2. Using the metal spatula, I re-smoothed the top surface of the shadow, pressing down and compacting them again as I went. This took no more than 1 minute per shadow pan.

3. Then leave to air dry for a few hours. How long depends on how much IPA you used to re-compact/ smooth the shadows. If you used as much as I did in the above picture then 5-6 hours should do it, but if like the MAC Moss Green shadow below then you’ll need to leave it about 8-10 hours.
Keep monitoring it throughout the day, or just leave it overnight.

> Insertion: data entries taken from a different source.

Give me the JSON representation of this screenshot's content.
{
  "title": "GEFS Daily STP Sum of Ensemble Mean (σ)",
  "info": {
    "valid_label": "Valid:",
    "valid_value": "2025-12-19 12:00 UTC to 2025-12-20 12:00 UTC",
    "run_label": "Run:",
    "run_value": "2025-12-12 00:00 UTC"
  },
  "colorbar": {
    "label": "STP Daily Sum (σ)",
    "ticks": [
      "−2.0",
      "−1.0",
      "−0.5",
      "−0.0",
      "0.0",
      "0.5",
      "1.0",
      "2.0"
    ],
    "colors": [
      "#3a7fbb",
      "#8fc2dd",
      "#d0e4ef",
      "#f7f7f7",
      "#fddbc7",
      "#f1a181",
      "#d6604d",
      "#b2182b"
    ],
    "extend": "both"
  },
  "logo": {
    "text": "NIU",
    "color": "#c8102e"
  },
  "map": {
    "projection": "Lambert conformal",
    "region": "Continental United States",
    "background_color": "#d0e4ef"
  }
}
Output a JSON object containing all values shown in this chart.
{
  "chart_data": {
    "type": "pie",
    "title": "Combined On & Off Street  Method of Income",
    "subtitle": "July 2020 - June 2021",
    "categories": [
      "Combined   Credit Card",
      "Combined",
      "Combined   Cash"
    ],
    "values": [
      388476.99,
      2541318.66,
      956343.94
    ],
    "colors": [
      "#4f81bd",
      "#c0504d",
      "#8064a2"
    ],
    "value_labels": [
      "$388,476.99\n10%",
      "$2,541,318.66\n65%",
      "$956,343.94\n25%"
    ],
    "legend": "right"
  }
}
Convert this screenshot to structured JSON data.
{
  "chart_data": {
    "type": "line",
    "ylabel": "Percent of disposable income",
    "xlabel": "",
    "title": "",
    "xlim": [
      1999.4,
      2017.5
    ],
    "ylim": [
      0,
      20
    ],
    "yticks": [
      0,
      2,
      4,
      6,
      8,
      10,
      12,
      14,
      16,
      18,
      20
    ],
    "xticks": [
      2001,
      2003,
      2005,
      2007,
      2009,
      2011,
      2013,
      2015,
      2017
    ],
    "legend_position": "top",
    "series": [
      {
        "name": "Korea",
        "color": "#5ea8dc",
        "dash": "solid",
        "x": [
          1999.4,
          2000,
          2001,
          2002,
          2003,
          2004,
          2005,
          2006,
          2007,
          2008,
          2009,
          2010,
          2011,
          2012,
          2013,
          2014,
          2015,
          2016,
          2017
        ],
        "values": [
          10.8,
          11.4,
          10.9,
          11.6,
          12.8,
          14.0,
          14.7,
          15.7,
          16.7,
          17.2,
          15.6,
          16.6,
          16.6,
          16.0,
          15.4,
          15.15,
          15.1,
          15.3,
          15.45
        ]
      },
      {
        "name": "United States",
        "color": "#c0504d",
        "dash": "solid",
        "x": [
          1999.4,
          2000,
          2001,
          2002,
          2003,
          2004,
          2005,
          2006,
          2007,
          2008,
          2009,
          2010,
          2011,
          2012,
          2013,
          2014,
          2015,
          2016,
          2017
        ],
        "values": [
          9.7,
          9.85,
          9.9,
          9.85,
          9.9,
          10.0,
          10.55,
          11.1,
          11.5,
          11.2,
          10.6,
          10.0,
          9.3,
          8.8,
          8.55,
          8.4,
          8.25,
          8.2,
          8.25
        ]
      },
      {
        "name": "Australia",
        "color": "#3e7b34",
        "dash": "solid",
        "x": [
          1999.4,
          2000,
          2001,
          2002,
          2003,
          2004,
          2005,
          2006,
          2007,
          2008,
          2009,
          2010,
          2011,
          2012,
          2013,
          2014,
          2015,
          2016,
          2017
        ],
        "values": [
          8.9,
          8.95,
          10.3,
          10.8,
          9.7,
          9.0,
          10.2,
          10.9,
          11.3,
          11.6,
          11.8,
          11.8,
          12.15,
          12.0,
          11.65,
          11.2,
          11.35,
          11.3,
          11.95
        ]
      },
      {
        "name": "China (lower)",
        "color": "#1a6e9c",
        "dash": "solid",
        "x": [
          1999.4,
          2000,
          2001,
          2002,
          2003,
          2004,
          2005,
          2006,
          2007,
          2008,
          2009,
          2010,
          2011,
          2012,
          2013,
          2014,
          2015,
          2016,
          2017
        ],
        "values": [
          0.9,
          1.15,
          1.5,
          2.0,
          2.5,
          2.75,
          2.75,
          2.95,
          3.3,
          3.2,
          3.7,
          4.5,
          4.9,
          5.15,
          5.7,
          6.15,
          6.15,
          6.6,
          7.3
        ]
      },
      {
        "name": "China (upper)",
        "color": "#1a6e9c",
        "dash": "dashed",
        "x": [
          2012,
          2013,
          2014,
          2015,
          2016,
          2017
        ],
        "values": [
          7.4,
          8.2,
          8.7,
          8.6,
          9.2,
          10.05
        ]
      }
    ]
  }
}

Once dry, give it a quick spritz with makeup sanitiser and it’s done!

Laying in the palette

Not all shadow pans are magnetic. My Urban Decay ones were not. They were metal, and conduct heat (if you need to melt the glue before prising off) but weren’t magnetic. 

Most magnetic pans will come with an extra magnetic sheet, with one sticky side. These can be cut to size and stuck to the bottom of the pan. Then you’ll see that they adhere perfectly using just the magnetic pull.

The reason I started using Urban Decay shadows was for the rainbow of vibrant colours in the range. Until recently (the last 2-3 years) premium or pro makeup ranges would not carry vibrant colours in their range. They had colours, but you’d be hard pressed to find colours as vibrant as Illamasqua and Inglot carry. Urban Decay were my first ‘brights’ and I still use them today. Now I have them all in one place, it will make much easier when using them on clients.